Comparing Two Populations

 Activity

Students have a hard time understanding whether or not to treat a dataset as "paired." In this activity, we're going to see why "pairing" is important, and why it's wrong to treat paired data as two independent samples.

1) Download the acid rain data set and load it into Fathom.

2) This data set includes pH measurements from rain samples at 32 locations in a particular county. A substance at room temperature is
considered to be a "base" if pH levels are above 7.0 while pH levels below 7.0 are consider "acidic." Pure rain falling through clean air registers a pH value of 5.7. So, rain water in its natural state is considered acidic.

The first variable, "lastyear", consists of measurements taken from water samples from 32 locations last year. County officials are concerned that the rainwater is becoming more acidic, which would indicate a problem with pollution. The second variable, "thisyear", consists of measurements taken from the same sites as in "lastyear". Our goal is to determine whether the mean pH level has fallen since last year.

As a first step, we'll consider the variables separately (unpaired). Make an appropriate graphical summary. (a) Describe the graph. (b) What would you conclude?

3) Find a 95% confidence interval for the difference in the mean pH level for the current year and for last year. What do you conclude about the difference of the means?

4) Perform a hypothesis test with a 5% significance level to see whether the mean pH level is lower this year.

Now we'll "pair" the data. The reason for pairing is that the measures in each year come from the same site. So, for example, the first value in "lastyear" is taken from the same site as the first value for "thisyear". And for this reason, we have good reason to suspect that the assumption that the samples are independent has been violated.

5) Create a new variable called "diff". In Fathom, click twice on the collection to open the inspector. (If the inspector is already open, skip this step.) On the inspector, click on the "New Attribute" field and name the new attribute "diff". Click twice on the "formula" field that corresponds to this new attribute. Type "thisyear-lastyear" ; the new variable will now have the value of this year's value minus last year's.

6) Make an appropriate graphical summary of the difference between the two years. Describe the graph and state your (preliminary) conclusion.

7) Find a 95% confidence interval for the mean of the differences. What do you conclude?

8) Perform a hypothesis test with a 5% significance level on the difference of the means to see if the pH level is lower this year.

Why did we get different conclusions?

9) To see this, make a scatterplot of "thisyear" against "lastyear". What's the correlation?

10) Remember that the width of a confidence interval depends on the standard error of the estimator; the width of a confidence interval is 2*K*SE. Let Xbar represent the average of this year, and Ybar represent the average of last year. Then Var(Xbar-Ybar) = sigma2x/n + sigma2y/n - 2*rho*sigmax*sigmay, where rho is the correlation between X and Y. (To refresh your memory, review the data collection section of Unit 7.)

For this dataset the correlation between X and Y is about 0.9. Now the standard error is the square-root of the quantity above.
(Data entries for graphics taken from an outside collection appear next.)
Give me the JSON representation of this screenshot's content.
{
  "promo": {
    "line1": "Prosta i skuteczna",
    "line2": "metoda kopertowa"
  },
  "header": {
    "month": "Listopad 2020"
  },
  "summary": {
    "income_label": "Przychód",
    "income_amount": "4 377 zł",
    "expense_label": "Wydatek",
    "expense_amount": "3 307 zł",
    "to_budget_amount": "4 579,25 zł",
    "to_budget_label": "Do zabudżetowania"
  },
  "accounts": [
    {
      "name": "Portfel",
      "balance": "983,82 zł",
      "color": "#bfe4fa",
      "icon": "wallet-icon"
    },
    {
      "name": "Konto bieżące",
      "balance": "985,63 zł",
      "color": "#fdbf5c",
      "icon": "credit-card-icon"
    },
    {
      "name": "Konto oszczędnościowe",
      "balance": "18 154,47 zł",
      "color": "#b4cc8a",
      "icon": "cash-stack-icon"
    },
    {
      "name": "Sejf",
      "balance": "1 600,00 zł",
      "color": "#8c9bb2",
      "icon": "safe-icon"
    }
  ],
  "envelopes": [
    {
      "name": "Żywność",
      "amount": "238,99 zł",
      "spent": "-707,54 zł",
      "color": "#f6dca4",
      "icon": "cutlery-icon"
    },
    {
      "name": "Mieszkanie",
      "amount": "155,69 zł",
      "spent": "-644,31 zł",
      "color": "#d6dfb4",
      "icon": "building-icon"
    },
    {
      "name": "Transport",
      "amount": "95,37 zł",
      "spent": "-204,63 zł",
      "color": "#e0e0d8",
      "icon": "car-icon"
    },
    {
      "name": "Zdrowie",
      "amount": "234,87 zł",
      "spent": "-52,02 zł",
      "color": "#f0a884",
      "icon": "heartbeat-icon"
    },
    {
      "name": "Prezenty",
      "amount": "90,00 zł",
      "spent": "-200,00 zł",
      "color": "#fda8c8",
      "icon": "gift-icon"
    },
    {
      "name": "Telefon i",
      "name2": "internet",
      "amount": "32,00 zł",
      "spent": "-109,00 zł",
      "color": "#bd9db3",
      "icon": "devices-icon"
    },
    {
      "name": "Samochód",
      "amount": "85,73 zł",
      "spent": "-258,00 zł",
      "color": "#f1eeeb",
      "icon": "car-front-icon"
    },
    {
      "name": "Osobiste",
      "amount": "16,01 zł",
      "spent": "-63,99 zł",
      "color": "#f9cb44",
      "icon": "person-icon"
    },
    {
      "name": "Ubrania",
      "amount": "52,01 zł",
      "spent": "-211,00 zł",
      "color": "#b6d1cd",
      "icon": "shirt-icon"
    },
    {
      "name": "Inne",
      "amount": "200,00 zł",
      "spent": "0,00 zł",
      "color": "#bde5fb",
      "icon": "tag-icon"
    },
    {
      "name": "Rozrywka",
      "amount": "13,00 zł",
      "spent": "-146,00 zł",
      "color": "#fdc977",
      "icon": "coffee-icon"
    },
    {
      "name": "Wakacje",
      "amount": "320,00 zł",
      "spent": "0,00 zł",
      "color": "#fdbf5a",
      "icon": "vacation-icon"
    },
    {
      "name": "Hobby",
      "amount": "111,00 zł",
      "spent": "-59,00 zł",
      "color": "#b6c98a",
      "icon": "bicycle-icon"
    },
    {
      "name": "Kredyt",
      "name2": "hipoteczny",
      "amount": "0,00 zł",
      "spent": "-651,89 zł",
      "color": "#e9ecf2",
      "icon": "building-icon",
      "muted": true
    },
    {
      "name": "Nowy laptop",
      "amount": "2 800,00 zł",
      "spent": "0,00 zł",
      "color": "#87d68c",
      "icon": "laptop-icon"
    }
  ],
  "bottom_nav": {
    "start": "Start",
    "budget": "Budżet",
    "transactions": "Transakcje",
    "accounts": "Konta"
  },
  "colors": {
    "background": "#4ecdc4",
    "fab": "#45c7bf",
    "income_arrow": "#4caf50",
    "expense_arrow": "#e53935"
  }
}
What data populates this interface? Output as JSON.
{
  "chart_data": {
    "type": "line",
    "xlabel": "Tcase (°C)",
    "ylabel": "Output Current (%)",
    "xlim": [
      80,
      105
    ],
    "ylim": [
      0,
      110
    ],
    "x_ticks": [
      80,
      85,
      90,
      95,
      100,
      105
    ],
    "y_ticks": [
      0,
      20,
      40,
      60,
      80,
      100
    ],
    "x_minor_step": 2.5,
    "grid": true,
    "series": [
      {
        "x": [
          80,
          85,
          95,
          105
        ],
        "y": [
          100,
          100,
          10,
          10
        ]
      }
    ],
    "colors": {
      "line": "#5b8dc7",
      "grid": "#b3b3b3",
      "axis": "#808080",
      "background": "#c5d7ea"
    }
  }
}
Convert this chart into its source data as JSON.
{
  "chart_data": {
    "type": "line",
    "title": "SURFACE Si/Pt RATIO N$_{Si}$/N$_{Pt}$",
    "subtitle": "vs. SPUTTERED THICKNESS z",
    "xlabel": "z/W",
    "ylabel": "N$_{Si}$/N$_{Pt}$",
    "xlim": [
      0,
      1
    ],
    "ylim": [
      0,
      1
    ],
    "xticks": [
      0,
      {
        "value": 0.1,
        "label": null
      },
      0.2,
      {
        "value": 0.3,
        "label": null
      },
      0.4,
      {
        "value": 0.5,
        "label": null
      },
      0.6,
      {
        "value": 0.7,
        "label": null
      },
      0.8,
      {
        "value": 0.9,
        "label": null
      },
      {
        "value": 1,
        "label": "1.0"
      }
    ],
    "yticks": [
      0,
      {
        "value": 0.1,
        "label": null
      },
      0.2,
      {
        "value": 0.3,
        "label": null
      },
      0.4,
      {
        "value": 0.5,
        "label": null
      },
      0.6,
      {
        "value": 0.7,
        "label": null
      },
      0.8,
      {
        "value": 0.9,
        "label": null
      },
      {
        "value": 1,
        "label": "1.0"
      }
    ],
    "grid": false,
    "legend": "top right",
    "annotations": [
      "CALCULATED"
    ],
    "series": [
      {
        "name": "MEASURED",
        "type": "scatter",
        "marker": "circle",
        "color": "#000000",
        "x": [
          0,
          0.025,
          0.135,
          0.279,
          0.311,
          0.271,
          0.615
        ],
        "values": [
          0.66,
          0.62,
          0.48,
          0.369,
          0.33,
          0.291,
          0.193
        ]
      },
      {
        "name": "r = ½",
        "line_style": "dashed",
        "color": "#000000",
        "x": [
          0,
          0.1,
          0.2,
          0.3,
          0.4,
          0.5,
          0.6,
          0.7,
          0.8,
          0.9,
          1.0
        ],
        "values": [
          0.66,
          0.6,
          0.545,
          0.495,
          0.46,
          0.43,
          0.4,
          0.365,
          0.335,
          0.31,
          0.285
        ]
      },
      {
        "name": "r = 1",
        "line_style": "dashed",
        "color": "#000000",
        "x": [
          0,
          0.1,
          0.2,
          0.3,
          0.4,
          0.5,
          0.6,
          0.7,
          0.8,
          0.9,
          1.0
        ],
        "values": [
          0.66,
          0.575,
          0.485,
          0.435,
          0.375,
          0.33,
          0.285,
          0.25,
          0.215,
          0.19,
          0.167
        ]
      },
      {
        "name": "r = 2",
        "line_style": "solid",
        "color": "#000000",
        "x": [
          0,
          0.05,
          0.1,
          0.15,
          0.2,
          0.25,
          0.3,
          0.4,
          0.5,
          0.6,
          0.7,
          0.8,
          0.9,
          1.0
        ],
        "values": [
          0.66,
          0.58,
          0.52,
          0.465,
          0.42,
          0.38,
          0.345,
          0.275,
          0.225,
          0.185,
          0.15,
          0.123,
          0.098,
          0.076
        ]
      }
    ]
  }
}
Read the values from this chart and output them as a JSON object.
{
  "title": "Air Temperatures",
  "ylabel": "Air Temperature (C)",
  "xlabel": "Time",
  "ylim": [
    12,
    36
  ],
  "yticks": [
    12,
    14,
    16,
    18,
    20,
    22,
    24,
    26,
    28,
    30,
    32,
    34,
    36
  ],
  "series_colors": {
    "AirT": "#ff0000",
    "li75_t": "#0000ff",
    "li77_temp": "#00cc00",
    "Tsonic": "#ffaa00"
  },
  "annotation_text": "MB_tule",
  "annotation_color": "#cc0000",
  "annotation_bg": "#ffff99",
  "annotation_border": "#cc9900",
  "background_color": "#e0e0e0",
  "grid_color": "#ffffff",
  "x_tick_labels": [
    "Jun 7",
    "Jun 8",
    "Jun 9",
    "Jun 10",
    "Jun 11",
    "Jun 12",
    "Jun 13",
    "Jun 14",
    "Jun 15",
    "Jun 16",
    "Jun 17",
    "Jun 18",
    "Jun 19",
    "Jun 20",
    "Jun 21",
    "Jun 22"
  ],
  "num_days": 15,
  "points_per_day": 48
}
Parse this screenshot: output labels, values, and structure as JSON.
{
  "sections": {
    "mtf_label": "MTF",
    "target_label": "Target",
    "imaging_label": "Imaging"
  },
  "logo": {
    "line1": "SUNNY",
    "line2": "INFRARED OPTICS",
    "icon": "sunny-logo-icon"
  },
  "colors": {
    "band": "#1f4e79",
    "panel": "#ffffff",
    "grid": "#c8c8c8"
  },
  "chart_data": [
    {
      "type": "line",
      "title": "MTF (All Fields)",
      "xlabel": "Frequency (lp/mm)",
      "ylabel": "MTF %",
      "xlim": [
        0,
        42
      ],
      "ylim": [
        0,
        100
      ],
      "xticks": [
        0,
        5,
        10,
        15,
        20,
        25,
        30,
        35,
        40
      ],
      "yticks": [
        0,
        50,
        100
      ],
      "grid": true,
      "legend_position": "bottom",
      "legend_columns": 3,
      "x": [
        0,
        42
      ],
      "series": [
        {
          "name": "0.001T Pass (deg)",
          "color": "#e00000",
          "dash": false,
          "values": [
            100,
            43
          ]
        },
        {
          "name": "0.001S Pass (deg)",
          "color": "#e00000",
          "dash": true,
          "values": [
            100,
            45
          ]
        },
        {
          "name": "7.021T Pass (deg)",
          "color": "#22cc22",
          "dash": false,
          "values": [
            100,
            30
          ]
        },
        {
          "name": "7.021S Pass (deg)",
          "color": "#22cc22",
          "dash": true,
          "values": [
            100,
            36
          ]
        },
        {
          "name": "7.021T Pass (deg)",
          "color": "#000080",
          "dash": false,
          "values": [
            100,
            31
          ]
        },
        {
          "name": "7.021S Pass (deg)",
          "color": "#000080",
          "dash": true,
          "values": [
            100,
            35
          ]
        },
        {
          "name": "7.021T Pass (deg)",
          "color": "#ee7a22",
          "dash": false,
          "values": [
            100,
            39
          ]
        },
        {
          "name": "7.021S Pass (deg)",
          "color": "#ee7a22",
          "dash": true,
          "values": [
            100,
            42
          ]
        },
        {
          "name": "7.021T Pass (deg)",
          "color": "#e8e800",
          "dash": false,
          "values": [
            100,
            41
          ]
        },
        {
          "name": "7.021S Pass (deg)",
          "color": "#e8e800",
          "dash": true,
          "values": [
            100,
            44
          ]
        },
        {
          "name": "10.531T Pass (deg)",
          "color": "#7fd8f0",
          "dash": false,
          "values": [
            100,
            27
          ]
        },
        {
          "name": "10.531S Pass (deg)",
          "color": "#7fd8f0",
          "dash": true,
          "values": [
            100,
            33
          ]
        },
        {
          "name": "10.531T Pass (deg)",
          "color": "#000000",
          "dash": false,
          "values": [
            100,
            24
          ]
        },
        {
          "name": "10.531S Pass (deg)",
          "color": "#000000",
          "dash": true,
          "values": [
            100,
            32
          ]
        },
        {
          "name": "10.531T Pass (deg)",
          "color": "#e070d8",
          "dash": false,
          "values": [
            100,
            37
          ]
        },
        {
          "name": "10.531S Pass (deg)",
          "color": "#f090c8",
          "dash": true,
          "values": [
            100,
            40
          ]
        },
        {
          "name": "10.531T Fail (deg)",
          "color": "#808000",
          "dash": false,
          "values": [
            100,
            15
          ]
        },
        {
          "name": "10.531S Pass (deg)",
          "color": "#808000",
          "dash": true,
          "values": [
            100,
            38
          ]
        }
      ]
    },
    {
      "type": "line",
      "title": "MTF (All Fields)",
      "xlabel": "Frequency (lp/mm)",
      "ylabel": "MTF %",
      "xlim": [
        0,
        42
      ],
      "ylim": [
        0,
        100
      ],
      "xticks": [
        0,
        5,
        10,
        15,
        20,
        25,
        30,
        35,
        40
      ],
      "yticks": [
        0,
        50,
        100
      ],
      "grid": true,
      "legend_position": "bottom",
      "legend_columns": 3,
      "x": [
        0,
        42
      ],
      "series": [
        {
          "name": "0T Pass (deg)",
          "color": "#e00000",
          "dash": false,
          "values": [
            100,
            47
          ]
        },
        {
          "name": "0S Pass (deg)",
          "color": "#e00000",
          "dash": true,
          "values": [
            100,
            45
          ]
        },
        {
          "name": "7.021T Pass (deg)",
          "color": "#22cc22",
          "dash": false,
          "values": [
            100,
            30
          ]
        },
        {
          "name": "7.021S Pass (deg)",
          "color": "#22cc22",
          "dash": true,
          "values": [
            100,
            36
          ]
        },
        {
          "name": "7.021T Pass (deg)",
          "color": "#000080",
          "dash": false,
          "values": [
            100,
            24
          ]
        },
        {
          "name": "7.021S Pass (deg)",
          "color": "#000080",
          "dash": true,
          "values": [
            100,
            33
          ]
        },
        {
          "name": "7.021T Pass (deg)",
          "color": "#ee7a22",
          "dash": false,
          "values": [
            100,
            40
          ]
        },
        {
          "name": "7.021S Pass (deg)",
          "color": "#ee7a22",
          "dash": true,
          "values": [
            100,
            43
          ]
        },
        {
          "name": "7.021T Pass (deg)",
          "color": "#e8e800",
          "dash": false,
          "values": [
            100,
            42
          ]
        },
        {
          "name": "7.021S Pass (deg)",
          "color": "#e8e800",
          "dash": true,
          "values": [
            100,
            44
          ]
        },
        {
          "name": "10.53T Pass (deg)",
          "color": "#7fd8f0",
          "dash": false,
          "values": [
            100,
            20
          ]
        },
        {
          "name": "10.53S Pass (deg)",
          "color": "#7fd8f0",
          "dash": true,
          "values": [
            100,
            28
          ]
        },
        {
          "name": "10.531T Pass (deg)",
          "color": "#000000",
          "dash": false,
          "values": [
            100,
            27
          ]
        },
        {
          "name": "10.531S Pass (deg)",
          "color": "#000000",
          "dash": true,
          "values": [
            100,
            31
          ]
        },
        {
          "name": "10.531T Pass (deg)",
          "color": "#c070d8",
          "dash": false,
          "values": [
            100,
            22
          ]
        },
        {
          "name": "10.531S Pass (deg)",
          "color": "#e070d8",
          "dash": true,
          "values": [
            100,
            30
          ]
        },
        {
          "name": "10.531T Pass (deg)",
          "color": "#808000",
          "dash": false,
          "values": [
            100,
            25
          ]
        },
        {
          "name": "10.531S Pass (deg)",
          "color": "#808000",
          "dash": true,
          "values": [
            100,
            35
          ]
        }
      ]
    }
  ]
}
You can see that if we were to ignore the fact that X and Y are correlated -- which is equivalent to setting rho=0 -- we would get a wider confidence interval. So when X and Y are positively correlated, if you ignore the pairing you get a confidence interval that's too big and might miss an interesting difference in means. On the other hand, if X and Y are negatively correlated, you'll get a confidence interval that's too small, and might mistakenly think there's a difference when there's really not! This illustrates what can happen when you do an "unpaired" test with paired data.

If Xbar represents the average of thisyear, and Ybar the average of lastyear, then the standard error is SD(Xbar-Ybar). Calculate this assuming (a) Xbar and Ybar are independent and (b) assuming the true correlation is the same as the sample correlation that you calculated in (9).